Volvo Car Corporation challenges EU’s goals and tactics on cutting CO2 emissions; CEO says electrified vehicles will struggle to pass 1% market share by 2020
In a talk at the seminar “EU Debate on Electromobility” organized by Volvo Car Corporation and held at Autoworld in Brussels, Stefan Jacoby, President and CEO of Volvo Car Corporation, said that jobs, investment and competitiveness in the European car industry could be threatened by the European Commission’s approach towards vehicle electrification.
EU targets for cutting carbon dioxide emissions are being jeopardized by the absence of harmonized incentives to consumers, he suggested. Another key issue is the urge for continuous support to automotive research and development, including electromobility.
Volvo Car Corporation urges the EU to coordinate incentives whilst supporting research and development. The European automotive industry risks losing the present technological leadership if this doesn’t happen. In the long-term, this jeopardizes our industry’s competitiveness and European jobs.—Stefan Jacoby
Jacoby also raised concerns about the viability of the European Commission’s White Paper on Transport, which states that greenhouse gas emissions in the transport sector will have to be cut by at least 60% by 2050 to achieve the EU’s climate change goals. The paper also calls for the use of conventionally fueled cars in cities to be halved by 2030 and then completely phased out by 2050.
European car manufacturers are facing a very difficult challenge when CO2 legislations requiring electrified cars are implemented without initiatives that make these cars affordable for a growing number of consumers—Stefan Jacoby
In 2011 fewer than 50,000 battery electric vehicles were sold in in the world, equivalent to a market share of about 0.1%. The figure suggests that the car market will continue to be dominated by traditional combustion-engine models for the foreseeable future.

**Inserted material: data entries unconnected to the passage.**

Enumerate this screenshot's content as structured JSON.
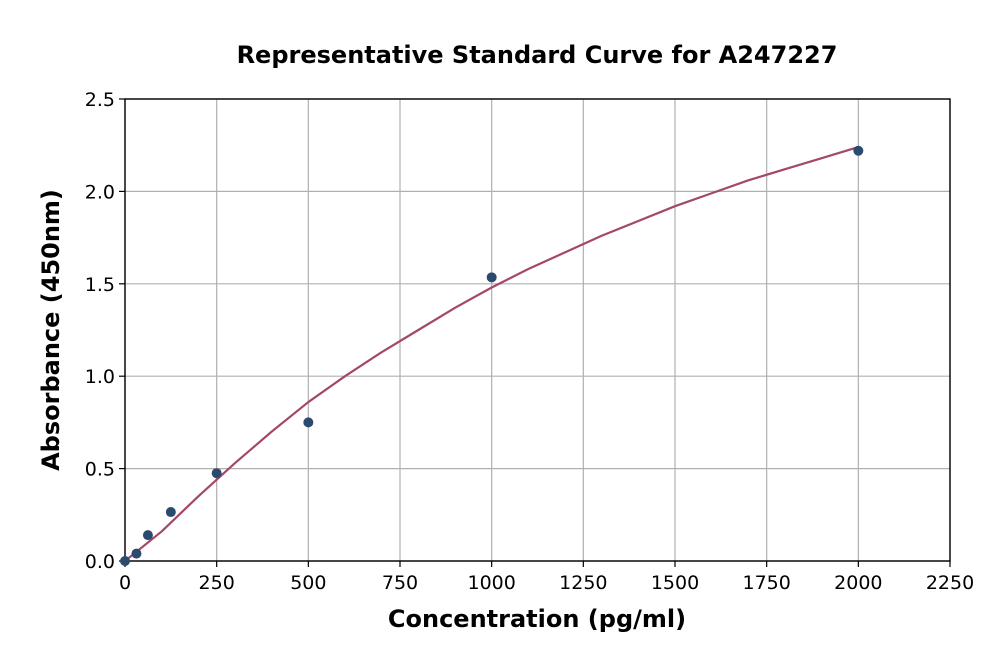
{
  "chart_data": {
    "type": "scatter",
    "title": "Representative Standard Curve for A247227",
    "xlabel": "Concentration (pg/ml)",
    "ylabel": "Absorbance (450nm)",
    "xlim": [
      0,
      2250
    ],
    "ylim": [
      0,
      2.5
    ],
    "x_ticks": [
      "0",
      "250",
      "500",
      "750",
      "1000",
      "1250",
      "1500",
      "1750",
      "2000",
      "2250"
    ],
    "y_ticks": [
      "0.0",
      "0.5",
      "1.0",
      "1.5",
      "2.0",
      "2.5"
    ],
    "grid": true,
    "series": [
      {
        "x": [
          0,
          31.25,
          62.5,
          125,
          250,
          500,
          1000,
          2000
        ],
        "y": [
          0.0,
          0.04,
          0.14,
          0.265,
          0.475,
          0.75,
          1.535,
          2.22
        ],
        "color": "#2c4a6e"
      }
    ],
    "fit_curve": {
      "x": [
        0,
        100,
        200,
        300,
        400,
        500,
        600,
        700,
        800,
        900,
        1000,
        1100,
        1200,
        1300,
        1400,
        1500,
        1600,
        1700,
        1800,
        1900,
        2000
      ],
      "y": [
        0.0,
        0.16,
        0.35,
        0.53,
        0.7,
        0.86,
        1.0,
        1.13,
        1.25,
        1.37,
        1.48,
        1.58,
        1.67,
        1.76,
        1.84,
        1.92,
        1.99,
        2.06,
        2.12,
        2.18,
        2.24
      ],
      "color": "#a3486a"
    }
  }
}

It is far too early to dismiss the conventional diesel and petrol power trains. We continuously improve their efficiency. In the last two years Volvo has brought CO2 emissions from our diesel and petrol model ranges down by 13 percent.—Stefan Jacoby
While there has been no official target set for the implementation of electrification within the EU, industry studies indicate that several member states are overestimating the speed at which electrified vehicles are being introduced, Volvo suggested.
The European Commission’s own study, ‘A European Strategy on Clean and Energy Efficient Vehicles’, forecasts only 3-4% market share for battery electric vehicles and plug-in hybrids by 2020, with a rise towards 30% expected by 2030.
Both predictions are unrealistic. Considering the lack of coordinated governmental incentives and the high battery system costs, the market share for electrified vehicles will struggle to pass the one percent mark by 2020.—Stefan Jacoby
One main reason preventing a rapid increase of electric vehicles on the roads is that the cost for the electrification technology is not being reduced fast enough.
The automotive industry’s cost reduction efforts can’t fully compensate for the additional battery system cost. Pan-European subsidies and incentives are needed to support a successful market introduction. Unfortunately such necessary initiatives are jeopardized by the current debt crisis.—Stefan Jacoby
Volvo recently launched the Volvo V60 Plug-in Hybrid. (Earlier post.)
The V60 Plug-in Hybrid is a great car and we have seen immense interest from the market, however while we have worked hard to bring the price tag below €50,000 [US$66,000], incentives are needed to reach a broader customer base.—Stefan Jacoby
Electric mobility must be achieved through cooperation between the vehicle industry, governments, infrastructure providers, electric energy providers and scientific institutions, he suggested. In China, for example, the government has earmarked US$15 billion to support its domestic vehicle industry’s research and development within electrification. This far exceeds the EU and the United States commitment to electrification.